Ford's addition of new models include the C-Max hybrid and plug-in versions, and a new, plug-in version of its Fusion hybrid, called the Fusion Energi. Ford also offers an electric version of its Focus and the Lincoln MKZ hybrid, with each vehicle bolstering the draw of the Ford lineup, said C.J. O'Donnell, the Ford group's electrification marketing manager.
"This is critical because this is how we're going to win a lot of new customers to our business and that's exactly what these new products are doing," O'Donnell said.
At the Houston plant, workers and robots work in tandem on assembly lines. Many of the machines that help build the motors and generators are behind plexiglass.
The process begins with machines weaving copper wire into circular steel housings. Then workers help robots tie in wires.
Later, a robotic arm sorts components, places them in testing devices, then leaves them for employees to inspect.
"It's futuristic, I guess you could say," said Chris Ferraro, who was taking parts from one robot and handing them to others while operating a large oven on the assembly line recently. "Like, this is the future of building products.

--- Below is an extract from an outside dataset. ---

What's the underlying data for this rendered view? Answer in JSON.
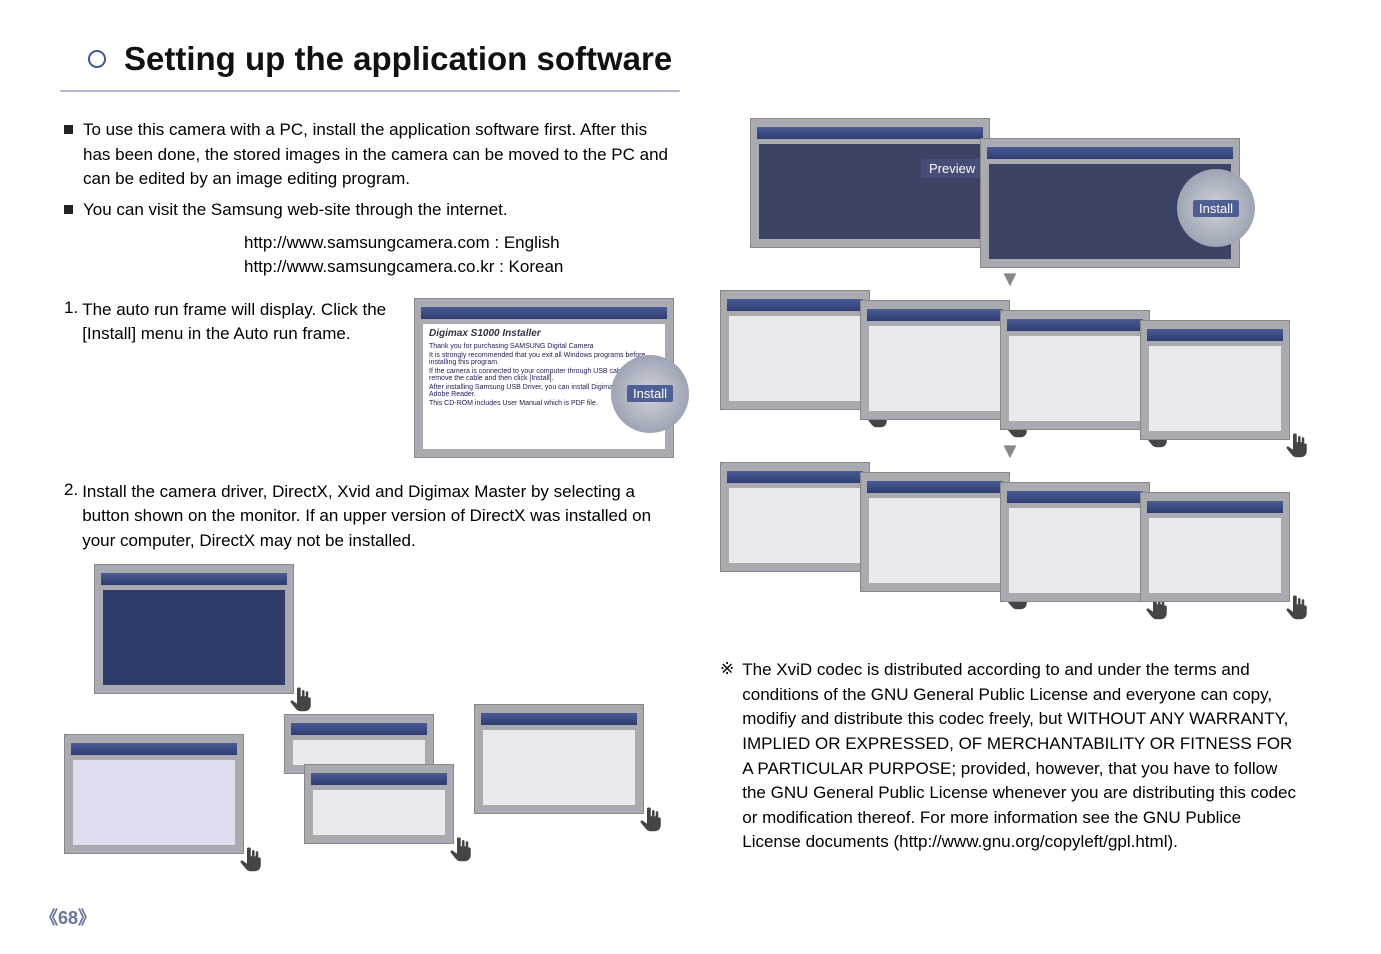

I think everybody in here likes to be a part of that."
Together, the components of the motors and generators create magnetic fields that spin the rotors, allowing them to turn at over 15,000 revolutions per minute, five times the typical speed of industrial electric motors, Bates said.
Ford initially imported the motors from Japan, but moved the operation to Toshiba's Houston plant in 2011.
Forty Houston workers went to Japan to learn how to build the engines, and operate alongside equipment with alarms that sounded like classical music instead of buzzers.
"We had people that had never been on an airplane before, we had people who had never been out of Texas before, and we packed them up and flew them to Japan for four months," Bates said.
The 45,000-square-foot Houston plant cost $40 million, employs 125 workers and ships out just over 100,000 units a year, Bates said.
If Ford has its way, the plant will be getting a lot busier.
With fuel economy the top concern among car buyers, Ford is hoping its increased offering of models will become the go-to option for consumers, O'Donnell said.
"These vehicles meet an increasing consumer desire for more fuel efficient cars," he said. "If we don't deliver against that requirement, someone else will."